Si el cliente es poderoso y millonario, muchos harán lo que se les diga aunque signifique dejar de lado la justicia y la lealtad al litigar.
Podemos discutir lo que quieran y debatir cuanto se desee, pero el desprestigio de los jueces -que son abogados- y de los abogados no es gratuito. Y el problema no es solo de cada persona. El asunto es estructural y tiene que ver con nuestra forma de entender la administración de justicia. No pretendo tener toda la razón ni que mis proposiciones sean las mejores o siquiera aceptables, pero el debate está pendiente y hay que tenerlo.
Por ahora, si seguimos así, los abogados seguiremos siendo un grupo de personas poco confiables. Como en el viejo chiste de quien, al encontrarse frente a una tumba que decía “Aquí descansan los restos de un gran abogado y de una gran persona”, corrió a la recepción del cementerio para denunciar que había dos personas dentro de la misma tumba. No podremos salir del desprestigio si no modificamos sustancialmente el sistema.
Sancionar a Guerra o Hermosilla, siendo justo y razonable, no es el final del camino que debemos recorrer.
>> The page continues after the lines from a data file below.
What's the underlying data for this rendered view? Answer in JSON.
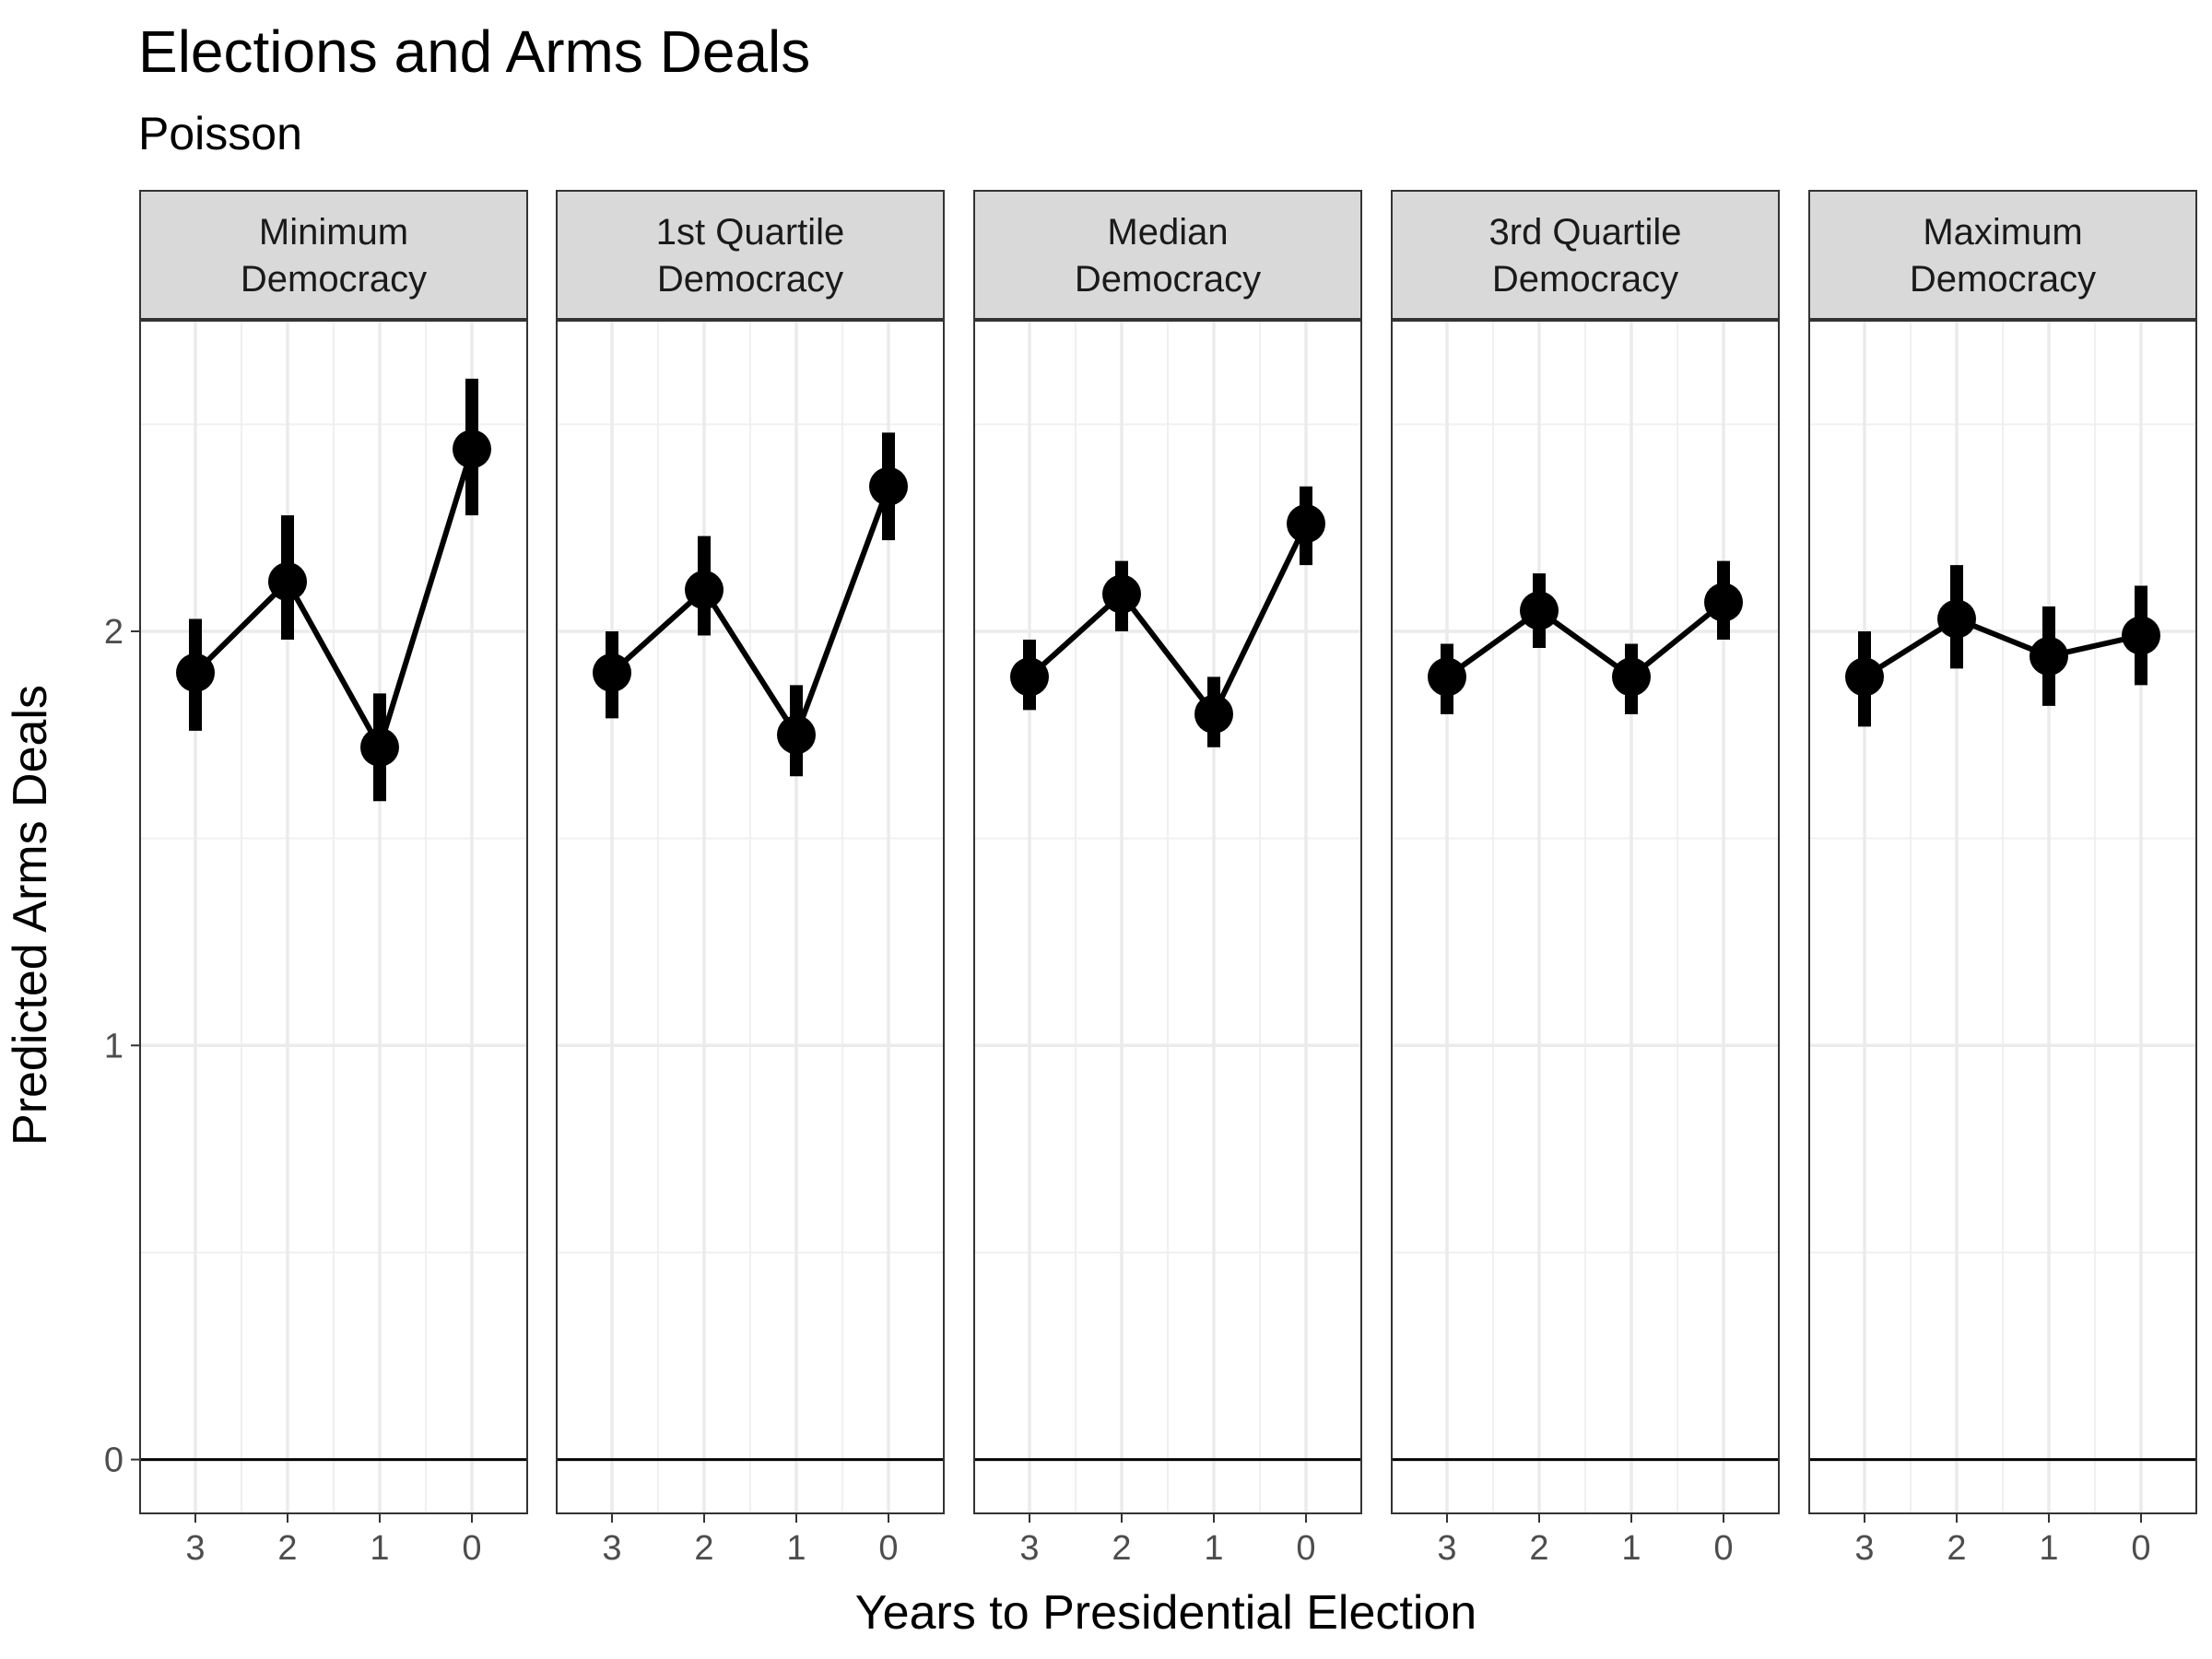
{
  "chart_data": {
    "type": "line",
    "title": "Elections and Arms Deals",
    "subtitle": "Poisson",
    "xlabel": "Years to Presidential Election",
    "ylabel": "Predicted Arms Deals",
    "x_categories": [
      "3",
      "2",
      "1",
      "0"
    ],
    "y_ticks": [
      0,
      1,
      2
    ],
    "ylim": [
      -0.13,
      2.75
    ],
    "reference_line_y": 0,
    "grid": true,
    "panels": [
      {
        "label_line1": "Minimum",
        "label_line2": "Democracy",
        "estimates": [
          1.9,
          2.12,
          1.72,
          2.44
        ],
        "lower": [
          1.76,
          1.98,
          1.59,
          2.28
        ],
        "upper": [
          2.03,
          2.28,
          1.85,
          2.61
        ]
      },
      {
        "label_line1": "1st Quartile",
        "label_line2": "Democracy",
        "estimates": [
          1.9,
          2.1,
          1.75,
          2.35
        ],
        "lower": [
          1.79,
          1.99,
          1.65,
          2.22
        ],
        "upper": [
          2.0,
          2.23,
          1.87,
          2.48
        ]
      },
      {
        "label_line1": "Median",
        "label_line2": "Democracy",
        "estimates": [
          1.89,
          2.09,
          1.8,
          2.26
        ],
        "lower": [
          1.81,
          2.0,
          1.72,
          2.16
        ],
        "upper": [
          1.98,
          2.17,
          1.89,
          2.35
        ]
      },
      {
        "label_line1": "3rd Quartile",
        "label_line2": "Democracy",
        "estimates": [
          1.89,
          2.05,
          1.89,
          2.07
        ],
        "lower": [
          1.8,
          1.96,
          1.8,
          1.98
        ],
        "upper": [
          1.97,
          2.14,
          1.97,
          2.17
        ]
      },
      {
        "label_line1": "Maximum",
        "label_line2": "Democracy",
        "estimates": [
          1.89,
          2.03,
          1.94,
          1.99
        ],
        "lower": [
          1.77,
          1.91,
          1.82,
          1.87
        ],
        "upper": [
          2.0,
          2.16,
          2.06,
          2.11
        ]
      }
    ]
  }
}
El problema es que Guerra quiso ser consejero del Consejo de Defensa del Estado, se convirtió en “fiscal de la gente” y podría haber seguido escalando; el problema es que Hermosilla asesoraba gobiernos y ministros, y algún día pudo ser un ministro de Justicia.
Y eso es un problema porque quiere decir que personas con tan poco amor a la justicia, a la verdad, a la igualdad, a la tolerancia o al respeto, pueden escalar muy alto en un sistema que no les pone cortapisas.
Guerra y Hermosilla son un problema, pero no el más grave. El problema es el sistema y el tipo de estructuras en las que ese tipo de personas puede prosperar.